Minister resigns amid fury over delay to FOBT cuts

Sports Minister Tracey Crouch has resigned in protest at the Treasury’s controversial decision to delay gambling reforms until October 2019.

Fixed-odds betting terminals (FOBTs) currently allow gamblers to bet up to £100 every 20 seconds, but it was announced in May that the maximum stake would be lowered to £2, to reduce gambling-related harms.

MPs expressed outrage that pressure from the gambling industry has meant the cuts will not take place in April.

Unjustifiable delay

Crouch, who was responsible for reviewing gambling policy, resigned having campaigned strongly for the stake reduction.

In her letter of resignation, she said: “From the time of the announcement to reduce stakes and its implementation over £1.6 billion will be lost on these machines, a significant amount of which will be in our most deprived areas including my own constituency.”

She added that due to the scale of the UK’s gambling-related problems, “this delay is unjustifiable”.


Labour’s Kevin Brennan MP hit out at Culture Secretary Jeremy Wright, in the House of Commons earlier this week.

He said the delay was “a betrayal” of his ministerial colleagues, his predecessors as Secretary of State, and “the victims and their families, whose lives have been blighted by gambling addiction”.

“Why has he chosen to back the bookies rather than the gambling addiction victims and their families, his own Minister and the overwhelming public interest?”
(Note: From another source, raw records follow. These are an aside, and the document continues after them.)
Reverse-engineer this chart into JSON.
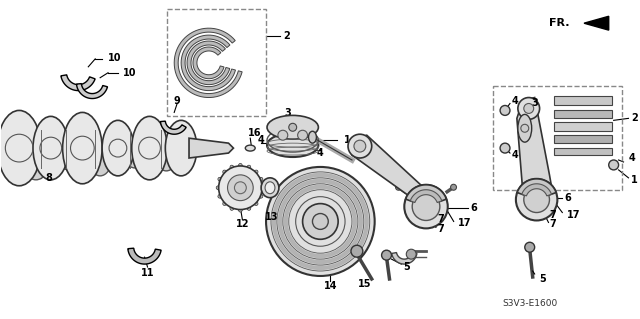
{
  "bg_color": "#ffffff",
  "diagram_code": "S3V3-E1600",
  "fr_label": "FR.",
  "fig_w": 6.4,
  "fig_h": 3.19,
  "dpi": 100
}
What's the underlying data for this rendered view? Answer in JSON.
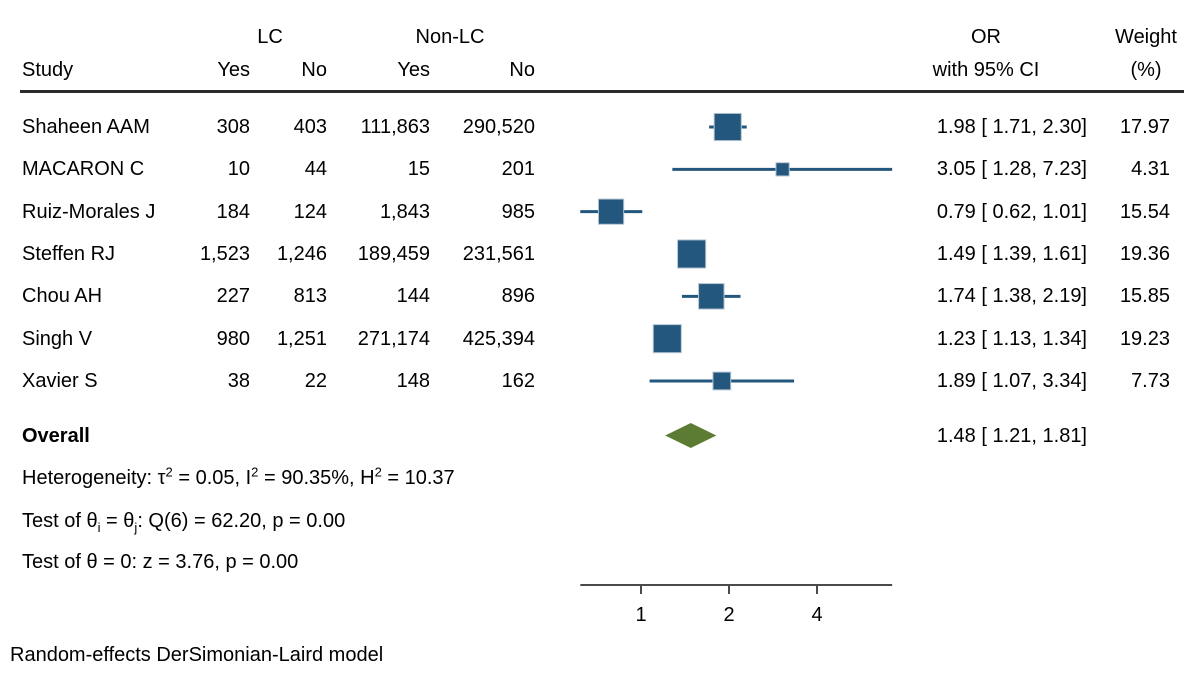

Former Tory leader Iain Duncan Smith MP said he was “deeply concerned” by the announcement, adding that the Government had made “a big bold decision” when it first agreed to make the cuts.

“The gambling industry have fought it tooth and nail and succeeded in securing a delay. Families will be in a terrible plight if this is allowed to stay for the next six months.”
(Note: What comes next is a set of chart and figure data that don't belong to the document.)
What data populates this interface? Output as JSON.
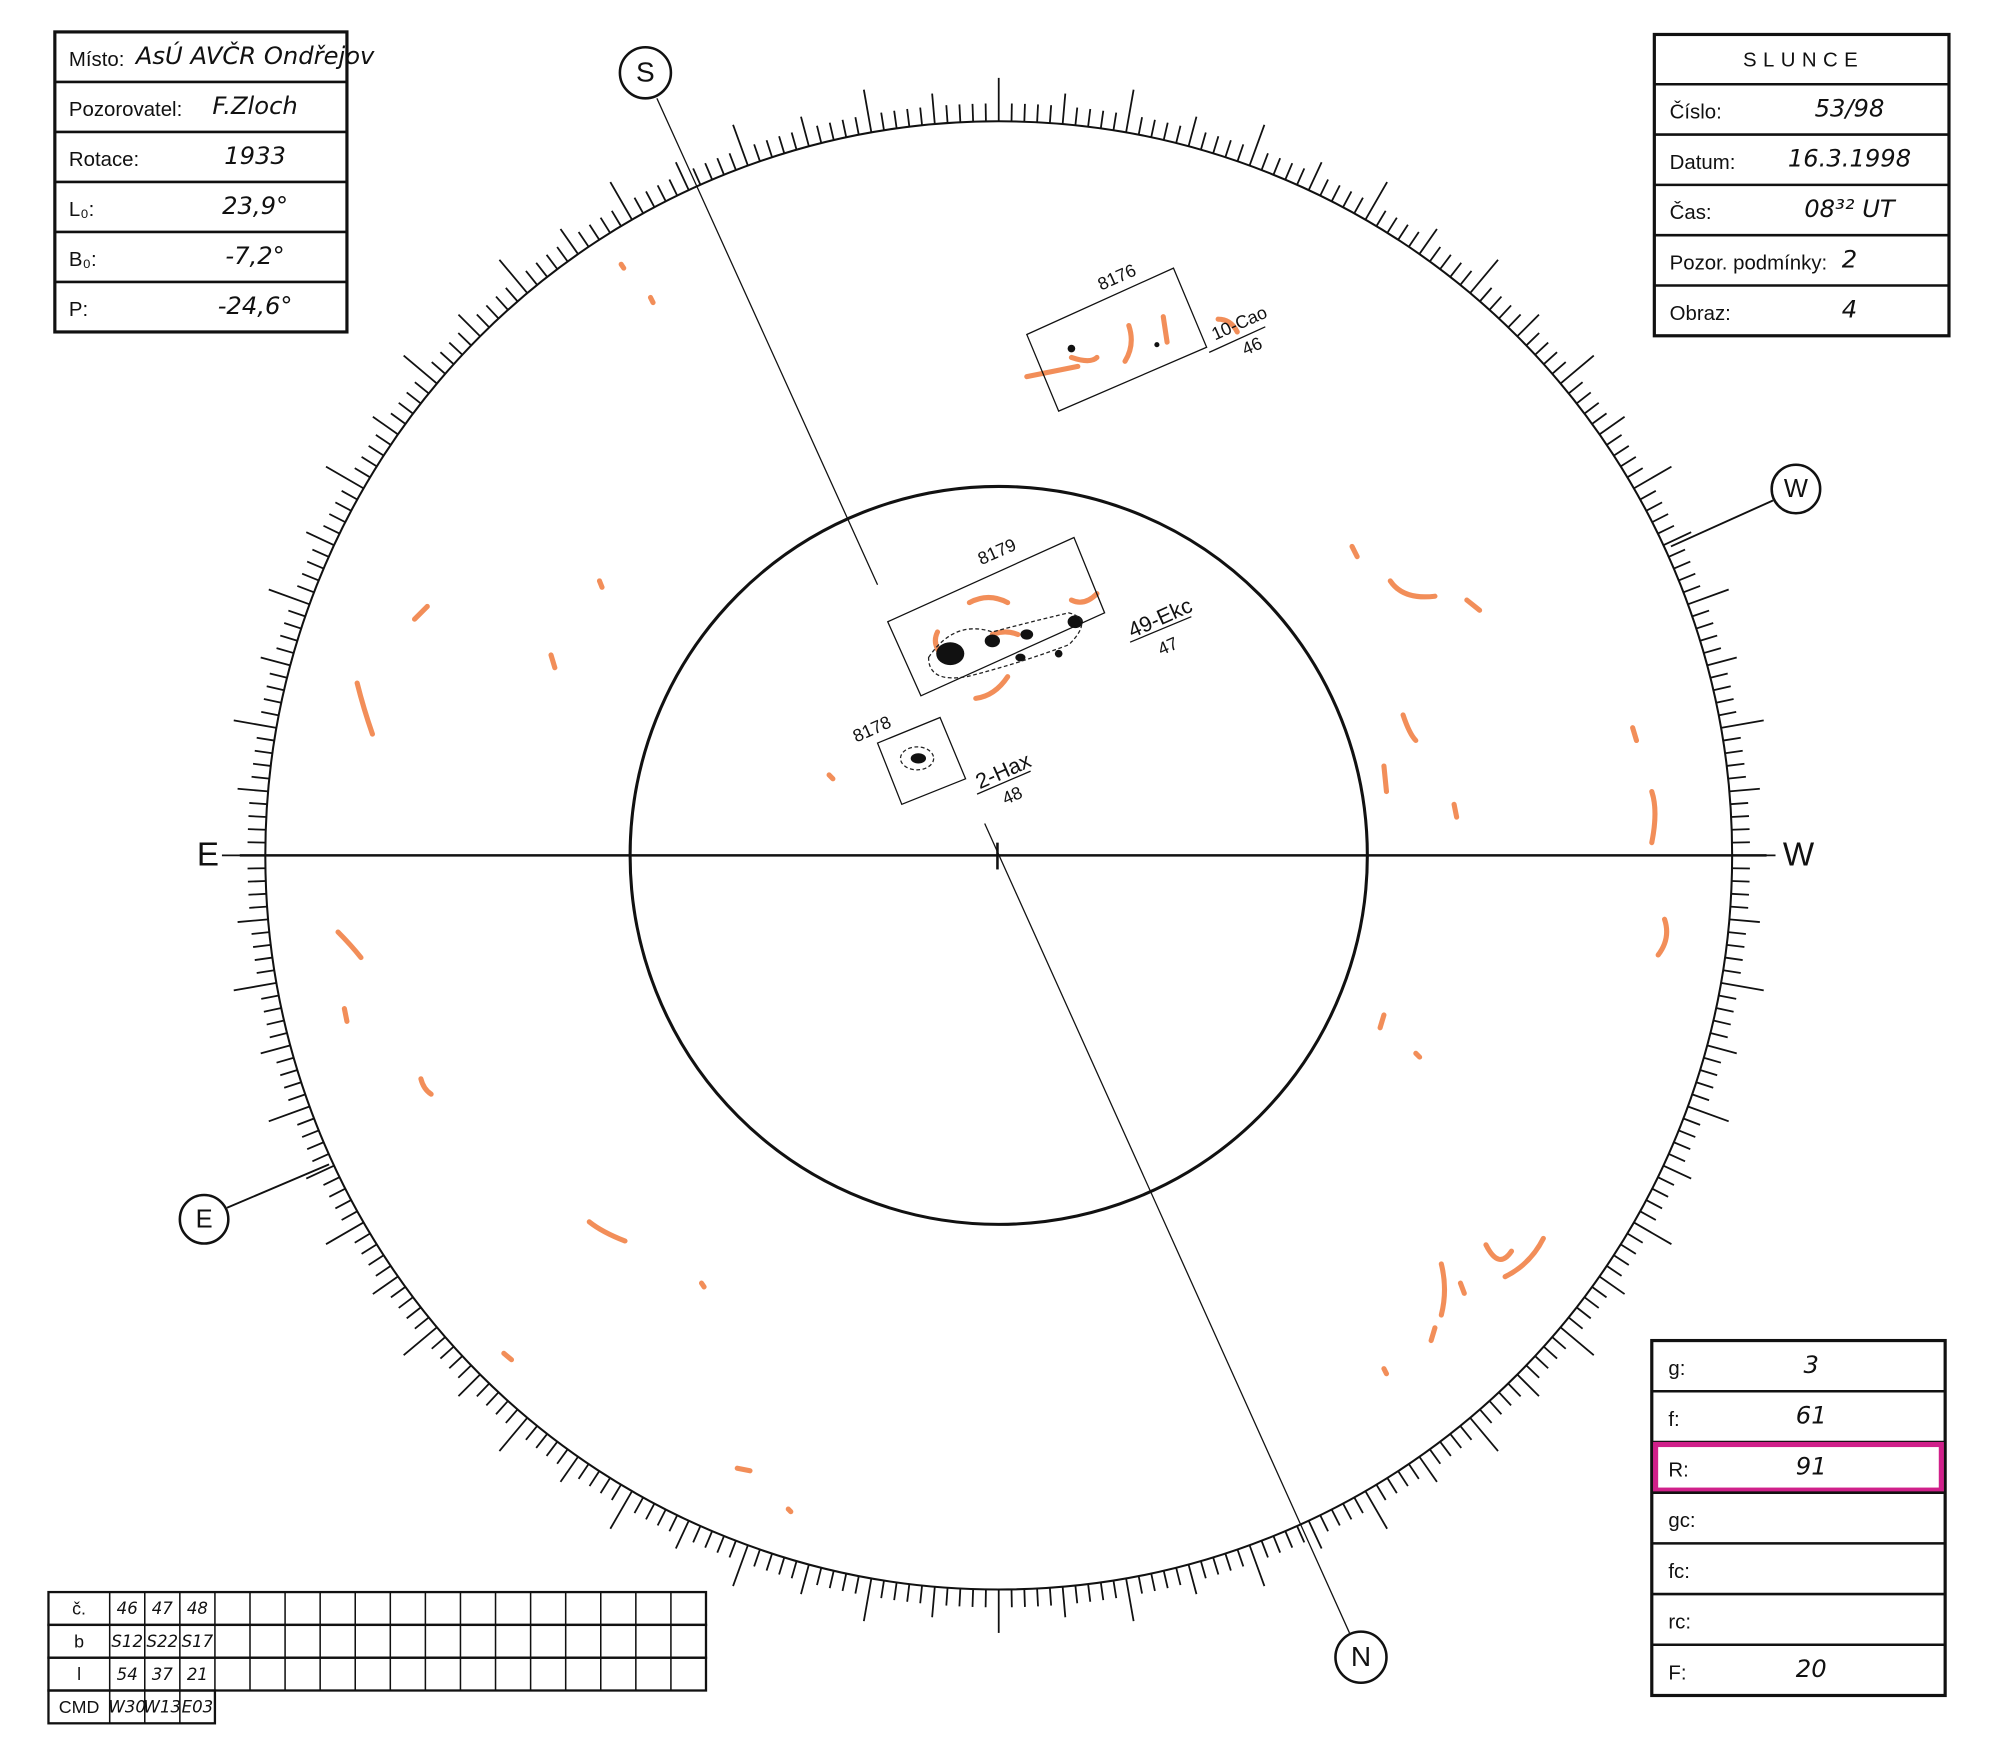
{
  "left_box": {
    "rows": [
      {
        "label": "Místo:",
        "value": "AsÚ AVČR Ondřejov"
      },
      {
        "label": "Pozorovatel:",
        "value": "F.Zloch"
      },
      {
        "label": "Rotace:",
        "value": "1933"
      },
      {
        "label": "L₀:",
        "value": "23,9°"
      },
      {
        "label": "B₀:",
        "value": "-7,2°"
      },
      {
        "label": "P:",
        "value": "-24,6°"
      }
    ]
  },
  "right_box": {
    "title": "SLUNCE",
    "rows": [
      {
        "label": "Číslo:",
        "value": "53/98"
      },
      {
        "label": "Datum:",
        "value": "16.3.1998"
      },
      {
        "label": "Čas:",
        "value": "08³² UT"
      },
      {
        "label": "Pozor. podmínky:",
        "value": "2"
      },
      {
        "label": "Obraz:",
        "value": "4"
      }
    ]
  },
  "counts_box": {
    "rows": [
      {
        "label": "g:",
        "value": "3"
      },
      {
        "label": "f:",
        "value": "61"
      },
      {
        "label": "R:",
        "value": "91"
      },
      {
        "label": "gc:",
        "value": ""
      },
      {
        "label": "fc:",
        "value": ""
      },
      {
        "label": "rc:",
        "value": ""
      },
      {
        "label": "F:",
        "value": "20"
      }
    ]
  },
  "group_table": {
    "rows": [
      {
        "label": "č.",
        "values": [
          "46",
          "47",
          "48"
        ]
      },
      {
        "label": "b",
        "values": [
          "S12",
          "S22",
          "S17"
        ]
      },
      {
        "label": "l",
        "values": [
          "54",
          "37",
          "21"
        ]
      },
      {
        "label": "CMD",
        "values": [
          "W30",
          "W13",
          "E03"
        ]
      }
    ]
  },
  "disk": {
    "s_label": "S",
    "n_label": "N",
    "w_circle_label": "W",
    "e_circle_label": "E",
    "e_label": "E",
    "w_label": "W"
  },
  "groups": [
    {
      "number": "8176",
      "class": "10-Cao",
      "id": "46"
    },
    {
      "number": "8179",
      "class": "49-Ekc",
      "id": "47"
    },
    {
      "number": "8178",
      "class": "2-Hax",
      "id": "48"
    }
  ]
}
Some MPs took to social media to express their frustration.

‘Huge social cost’

Bishop of St Albans, Rt Revd Alan Smith, said he is “absolutely appalled” at the delay.

He said: “These machines are predominantly found in the poorest of areas. The research is quite clear. It’s causing huge poverty.”

He added: “Not only is this a huge social cost, it’s a massive financial cost – far more than the £400 million tax revenue the Government receives each year.”